ID: performance-core.script-style-efficiency.http2-enabled
Severity: low
What to look for: Count all relevant instances and enumerate each. Check hosting platform documentation or headers. For Vercel, Netlify, AWS, look for HTTP/2 or HTTP/3 enabled by default. Inspect response headers: HTTP/2.0 or HTTP/3 in server response. Check CDN provider (Cloudflare, AWS CloudFront, etc.) for HTTP/2+ settings.
Pass criteria: Server responds over HTTP/2 or HTTP/3. At least 1 implementation must be verified. Connection multiplexing is enabled.
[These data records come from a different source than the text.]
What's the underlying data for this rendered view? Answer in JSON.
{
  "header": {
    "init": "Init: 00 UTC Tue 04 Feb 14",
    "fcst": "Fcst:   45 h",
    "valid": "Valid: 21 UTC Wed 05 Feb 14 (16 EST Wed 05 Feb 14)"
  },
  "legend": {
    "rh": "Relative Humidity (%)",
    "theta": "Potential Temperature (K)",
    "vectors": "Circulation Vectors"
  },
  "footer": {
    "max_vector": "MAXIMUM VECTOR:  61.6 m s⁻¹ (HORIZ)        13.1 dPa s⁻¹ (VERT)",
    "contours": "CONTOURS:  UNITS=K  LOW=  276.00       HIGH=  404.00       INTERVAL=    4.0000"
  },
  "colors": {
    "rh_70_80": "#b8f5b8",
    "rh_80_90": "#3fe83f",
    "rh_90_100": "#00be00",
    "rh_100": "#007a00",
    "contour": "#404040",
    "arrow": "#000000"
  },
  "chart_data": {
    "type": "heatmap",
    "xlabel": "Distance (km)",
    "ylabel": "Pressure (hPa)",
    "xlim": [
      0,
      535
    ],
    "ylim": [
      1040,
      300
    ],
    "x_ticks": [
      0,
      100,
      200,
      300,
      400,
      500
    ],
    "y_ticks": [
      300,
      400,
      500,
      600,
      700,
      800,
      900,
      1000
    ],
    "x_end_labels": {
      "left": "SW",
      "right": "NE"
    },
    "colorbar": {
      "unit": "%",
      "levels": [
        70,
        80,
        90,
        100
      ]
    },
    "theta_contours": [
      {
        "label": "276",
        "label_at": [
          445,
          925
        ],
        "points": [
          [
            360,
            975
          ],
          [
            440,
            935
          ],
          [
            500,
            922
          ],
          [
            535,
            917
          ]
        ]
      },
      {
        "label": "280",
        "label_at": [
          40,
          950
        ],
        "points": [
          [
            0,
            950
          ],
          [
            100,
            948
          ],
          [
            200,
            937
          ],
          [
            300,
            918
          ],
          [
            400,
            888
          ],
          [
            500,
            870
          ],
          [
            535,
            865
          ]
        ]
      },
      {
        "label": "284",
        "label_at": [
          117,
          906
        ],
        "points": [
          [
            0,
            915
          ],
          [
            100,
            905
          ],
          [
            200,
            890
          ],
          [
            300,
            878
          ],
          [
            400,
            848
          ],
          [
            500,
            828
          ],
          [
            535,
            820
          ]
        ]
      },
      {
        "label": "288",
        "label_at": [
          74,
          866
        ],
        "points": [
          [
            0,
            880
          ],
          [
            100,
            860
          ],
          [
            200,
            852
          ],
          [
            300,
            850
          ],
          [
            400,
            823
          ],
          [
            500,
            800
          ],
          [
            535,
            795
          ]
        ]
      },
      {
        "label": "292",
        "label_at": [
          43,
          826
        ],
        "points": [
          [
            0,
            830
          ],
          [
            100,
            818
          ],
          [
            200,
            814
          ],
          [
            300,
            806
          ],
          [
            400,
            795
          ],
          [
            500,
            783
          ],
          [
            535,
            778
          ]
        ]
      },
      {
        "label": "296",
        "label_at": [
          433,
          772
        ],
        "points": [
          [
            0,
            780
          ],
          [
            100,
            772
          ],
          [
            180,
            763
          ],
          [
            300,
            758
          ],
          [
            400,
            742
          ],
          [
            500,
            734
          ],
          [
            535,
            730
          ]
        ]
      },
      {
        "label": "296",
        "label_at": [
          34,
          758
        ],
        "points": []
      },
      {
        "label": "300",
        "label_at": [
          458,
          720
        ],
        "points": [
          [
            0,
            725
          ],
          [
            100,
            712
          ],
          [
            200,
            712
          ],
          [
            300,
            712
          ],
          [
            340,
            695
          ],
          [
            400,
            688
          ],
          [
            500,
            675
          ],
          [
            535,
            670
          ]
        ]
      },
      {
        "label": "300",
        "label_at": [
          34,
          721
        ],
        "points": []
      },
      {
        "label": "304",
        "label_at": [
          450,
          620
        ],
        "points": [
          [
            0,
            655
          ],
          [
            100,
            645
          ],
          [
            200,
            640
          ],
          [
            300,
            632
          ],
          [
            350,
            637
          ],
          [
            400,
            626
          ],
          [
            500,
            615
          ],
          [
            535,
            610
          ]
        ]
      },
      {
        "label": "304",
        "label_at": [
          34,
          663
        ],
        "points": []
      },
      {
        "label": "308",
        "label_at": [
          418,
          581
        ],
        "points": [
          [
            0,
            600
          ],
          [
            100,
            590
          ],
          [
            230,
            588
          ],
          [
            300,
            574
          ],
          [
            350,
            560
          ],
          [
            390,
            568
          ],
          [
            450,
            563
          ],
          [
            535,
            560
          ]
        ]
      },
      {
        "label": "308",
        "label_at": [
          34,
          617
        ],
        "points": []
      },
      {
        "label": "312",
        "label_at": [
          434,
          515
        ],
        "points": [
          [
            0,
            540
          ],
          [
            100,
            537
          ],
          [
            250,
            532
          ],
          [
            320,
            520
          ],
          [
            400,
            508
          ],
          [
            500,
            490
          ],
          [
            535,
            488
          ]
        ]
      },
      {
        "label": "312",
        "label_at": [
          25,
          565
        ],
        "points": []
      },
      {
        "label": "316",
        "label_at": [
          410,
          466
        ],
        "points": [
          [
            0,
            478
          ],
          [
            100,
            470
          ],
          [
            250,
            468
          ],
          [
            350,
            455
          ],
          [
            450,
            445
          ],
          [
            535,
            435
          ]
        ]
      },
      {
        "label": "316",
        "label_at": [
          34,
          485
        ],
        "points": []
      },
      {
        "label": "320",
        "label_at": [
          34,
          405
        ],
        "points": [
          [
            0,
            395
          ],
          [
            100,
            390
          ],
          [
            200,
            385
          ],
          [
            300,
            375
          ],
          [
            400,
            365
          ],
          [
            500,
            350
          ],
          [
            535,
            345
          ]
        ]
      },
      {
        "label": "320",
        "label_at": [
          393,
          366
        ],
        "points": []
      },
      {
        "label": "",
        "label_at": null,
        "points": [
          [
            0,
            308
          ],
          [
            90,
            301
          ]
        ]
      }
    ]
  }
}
CDN (if used) also supports HTTP/2+.
Fail criteria: Server responds over HTTP/1.1, forcing browsers to open multiple connections for parallel requests. Modern hosting platforms should default to HTTP/2.
Skip (N/A) when: The project is not deployed or uses an old hosting platform without HTTP/2 support.
Detail on fail: Specify the protocol. Example: "Server responds over HTTP/1.1; DevTools shows 6 TCP connections for parallel requests. Upgrade to HTTP/2 for connection multiplexing" or "CDN supports HTTP/2 but origin server is HTTP/1.1; requests to origin are slow".
Remediation: Modern hosting platforms include HTTP/2 by default. Verify in your platform settings:
Vercel: HTTP/2 enabled by default. Netlify: HTTP/2 enabled by default. AWS CloudFront: Enable HTTP/2 in distribution settings. Cloudflare: HTTP/2 and HTTP/3 enabled by default.